In a tangential discussion of why the Fed may be trapped this time around, over the weekend One River CIO Eric Peter brought up a different issue, one which suggests that the Fed is terrified of an aggressive tightening cycle for one reason: China.
"Classic late-cycle action,” said the CIO. “Vol-compression, loosening financial conditions, and a pain-trade that tilts forever higher,” he continued. “Normally the Fed ends it. Hiking aggressively, flattening the curve, widening credit spreads, and then the economy rolls.”
But this cycle is not quite like the others. “The real credit excesses haven’t been created here, they’ve formed in China, which leaves the Fed in a quandary.”
Much as the Fed would like to have jurisdiction over every corner of global finance, they no longer control China.
Finally, in a note on Friday after the payrolls report which sent yields tumbling and stocks to new all time highs, BofA's Hans Mikkelsen had the simplest possible explanation: "All news is [again] good news"
This is what the BofA credit strategist said: "May’s jobs report – with lower than expected headline jobs growth of 147K, negative revisions of -66K and downward revisions to wages - represents another piece in a string of disappointing hard economic data. Impressively, even though stocks initially struggled and declined with rates, eventually they turned around and closed up 0.37% on the day (Figure 1)."
It got better with BofA noting the patently obvious, namely that "Clearly, equities continue to respond well to both positive and negative economic data, as the latter leads to a more dovish monetary policy stance.
While the Fed appears determined to hike in two weeks (Figure 2), it appears that the relevant risk is they do not - or more likely deliver a dovish hike by using language in the statement/talking dovishly at the press conference. For next week, our European economists are looking for the ECB to downplay downside risks and give a slightly more balanced assessment. However, also there the risks are skewed toward a more dovish outcome (see: ECB: baby steps towards normalization). Remain bullish on HG spreads.

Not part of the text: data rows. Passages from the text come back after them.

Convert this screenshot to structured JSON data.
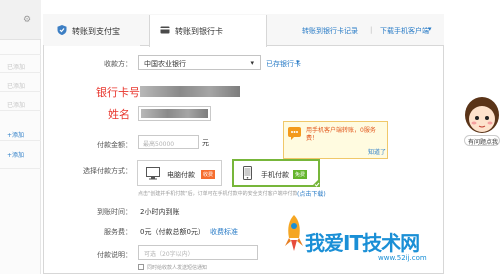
{
  "left_panel": {
    "items": [
      "已添加",
      "已添加",
      "已添加"
    ],
    "add_links": [
      "+添加",
      "+添加"
    ]
  },
  "tabs": [
    {
      "label": "转账到支付宝",
      "icon": "shield-icon",
      "active": false
    },
    {
      "label": "转账到银行卡",
      "icon": "card-icon",
      "active": true
    }
  ],
  "header_links": {
    "history": "转账到银行卡记录",
    "divider": "|",
    "download": "下载手机客户端"
  },
  "form": {
    "payee_label": "收款方：",
    "bank_select": "中国农业银行",
    "bank_saved_link": "已存银行卡",
    "card_number_label": "银行卡号",
    "name_label": "姓名",
    "amount_label": "付款金额：",
    "amount_placeholder": "最高50000",
    "amount_unit": "元",
    "method_label": "选择付款方式：",
    "method_pc": "电脑付款",
    "method_pc_tag": "收费",
    "method_mobile": "手机付款",
    "method_mobile_tag": "免费",
    "method_note": "点击\"创建并手机付款\"后，订单可在手机付款中的安全支付客户端中付款",
    "method_note_link": "(点击下载)",
    "arrival_label": "到账时间：",
    "arrival_value": "2小时内到账",
    "fee_label": "服务费：",
    "fee_value": "0元（付款总额0元）",
    "fee_link": "收费标准",
    "memo_label": "付款说明：",
    "memo_placeholder": "可选（20字以内）",
    "memo_checkbox": "同时给收款人发送短信通知"
  },
  "tooltip": {
    "text": "用手机客户端转账，0服务费！",
    "link": "知道了"
  },
  "right_panel": {
    "bubble_text": "有问题点我"
  },
  "watermark": {
    "text": "我爱IT技术网",
    "url": "www.52ij.com"
  },
  "colors": {
    "accent": "#2a7cc7",
    "red_label": "#e8362d",
    "orange_tag": "#f66e2f",
    "green_tag": "#64b52c",
    "watermark": "#1a8fd6"
  }
}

In short, the "PhD thesis" answer Mohamed appears to be looking for is that the record liquidity glut continues to push risk higher, with the result that whether good or bad news, stocks continues to make all time highs even as the divergence between bonds and stocks grows to unprecedented levels. Perhaps a far better finance thesis is how much longer will the Fed allow this particular divergence to continue, although our advice is not to seek an answer from the FOMC committee, whose actions have allowed this financial paradox to emerge in the first place.